Kedua, sejak seseorang menyadari bahwa uban
telah tumbuh di kepalanya, maka sebaiknya ia tidak lagi terbuai mimpi-mimpi
duniawi yang berkepanjangan. Justru seharusnya ia mulai menata dan memantapkan
diri dengan cita-cita ukhrawi, seperti bagaimana agar semakin hari bisa semakin
istiqamah dalam beribadah kepada Allah SWT. Tidak ada cita-cita yang lebih
luhur melebihi cita-cita meraih husnul khatimah.

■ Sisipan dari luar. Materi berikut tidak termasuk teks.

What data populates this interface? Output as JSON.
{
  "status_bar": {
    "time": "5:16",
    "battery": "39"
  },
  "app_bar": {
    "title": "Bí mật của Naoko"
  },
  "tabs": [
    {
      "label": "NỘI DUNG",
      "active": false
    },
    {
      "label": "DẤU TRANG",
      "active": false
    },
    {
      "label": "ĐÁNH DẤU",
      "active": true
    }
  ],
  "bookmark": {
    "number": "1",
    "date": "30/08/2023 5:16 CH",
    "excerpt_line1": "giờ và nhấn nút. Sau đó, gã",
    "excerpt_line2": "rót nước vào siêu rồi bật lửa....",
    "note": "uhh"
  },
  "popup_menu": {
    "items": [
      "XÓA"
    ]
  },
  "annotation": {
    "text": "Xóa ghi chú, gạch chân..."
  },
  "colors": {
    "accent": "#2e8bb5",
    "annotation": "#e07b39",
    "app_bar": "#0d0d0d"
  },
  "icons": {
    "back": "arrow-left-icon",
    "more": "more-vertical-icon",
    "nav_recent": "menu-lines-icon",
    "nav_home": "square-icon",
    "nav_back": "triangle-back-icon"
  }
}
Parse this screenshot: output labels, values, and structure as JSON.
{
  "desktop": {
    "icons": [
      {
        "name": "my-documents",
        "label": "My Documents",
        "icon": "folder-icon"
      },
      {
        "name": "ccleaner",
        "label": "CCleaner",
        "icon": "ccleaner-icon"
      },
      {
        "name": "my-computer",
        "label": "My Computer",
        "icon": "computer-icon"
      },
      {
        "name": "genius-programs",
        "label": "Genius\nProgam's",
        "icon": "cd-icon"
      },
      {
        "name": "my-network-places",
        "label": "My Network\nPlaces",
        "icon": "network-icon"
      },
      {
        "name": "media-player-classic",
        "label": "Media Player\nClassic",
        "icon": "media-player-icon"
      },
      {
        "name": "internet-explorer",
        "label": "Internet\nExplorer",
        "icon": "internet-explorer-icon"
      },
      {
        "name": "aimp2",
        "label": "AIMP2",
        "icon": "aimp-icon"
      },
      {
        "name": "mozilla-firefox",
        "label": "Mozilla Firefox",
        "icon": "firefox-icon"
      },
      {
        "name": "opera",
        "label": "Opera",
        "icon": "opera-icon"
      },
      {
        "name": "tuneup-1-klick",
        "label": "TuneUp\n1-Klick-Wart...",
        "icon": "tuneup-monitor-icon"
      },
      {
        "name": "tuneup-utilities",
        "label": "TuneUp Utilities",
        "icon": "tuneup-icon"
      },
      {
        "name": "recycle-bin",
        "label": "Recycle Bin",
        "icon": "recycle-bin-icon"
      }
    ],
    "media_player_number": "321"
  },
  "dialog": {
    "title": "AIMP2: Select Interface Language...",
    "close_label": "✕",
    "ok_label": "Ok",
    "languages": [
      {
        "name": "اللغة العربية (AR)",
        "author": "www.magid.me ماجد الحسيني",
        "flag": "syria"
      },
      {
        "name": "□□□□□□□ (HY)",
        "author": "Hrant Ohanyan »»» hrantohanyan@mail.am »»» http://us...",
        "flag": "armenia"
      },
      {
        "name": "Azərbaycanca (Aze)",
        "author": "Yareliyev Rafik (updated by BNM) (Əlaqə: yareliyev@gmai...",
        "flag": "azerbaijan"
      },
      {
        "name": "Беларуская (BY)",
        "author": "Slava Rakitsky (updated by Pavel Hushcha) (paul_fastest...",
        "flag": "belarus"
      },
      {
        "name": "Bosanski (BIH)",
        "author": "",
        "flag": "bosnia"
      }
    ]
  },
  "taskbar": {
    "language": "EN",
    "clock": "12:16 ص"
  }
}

Ketiga, tumbuhnya uban di kepala menandakan
masa “berangkat” sudah dekat. Apa yang dimaksud dengan “berangkat” adalah mulainya
perjalanan menuju fase kehidupan berikutnya, yakni kehidupan di alam barzakh.
Alam ini dimulai sejak ajal seseorang tiba lalu dibaringkan di dalam kubur
hingga dibangkitkan dengan tiupan sangkakala. Alam barzakh merupakan alam
perpindahan atau transisi antara dunia dan akhirat.
Keempat, dosa sekecil apa pun sangat buruk
ketika rambut telah memutih sebagaimana bunyi pepatah Arab:
ما
أقبح غشيان الَّلمَم إذا ألم الشيب باللِّمَم
Artinya: “Alangkah buruknya perbuatan dosa
betapa pun kecilnya bila rambut telah mulai beruban.”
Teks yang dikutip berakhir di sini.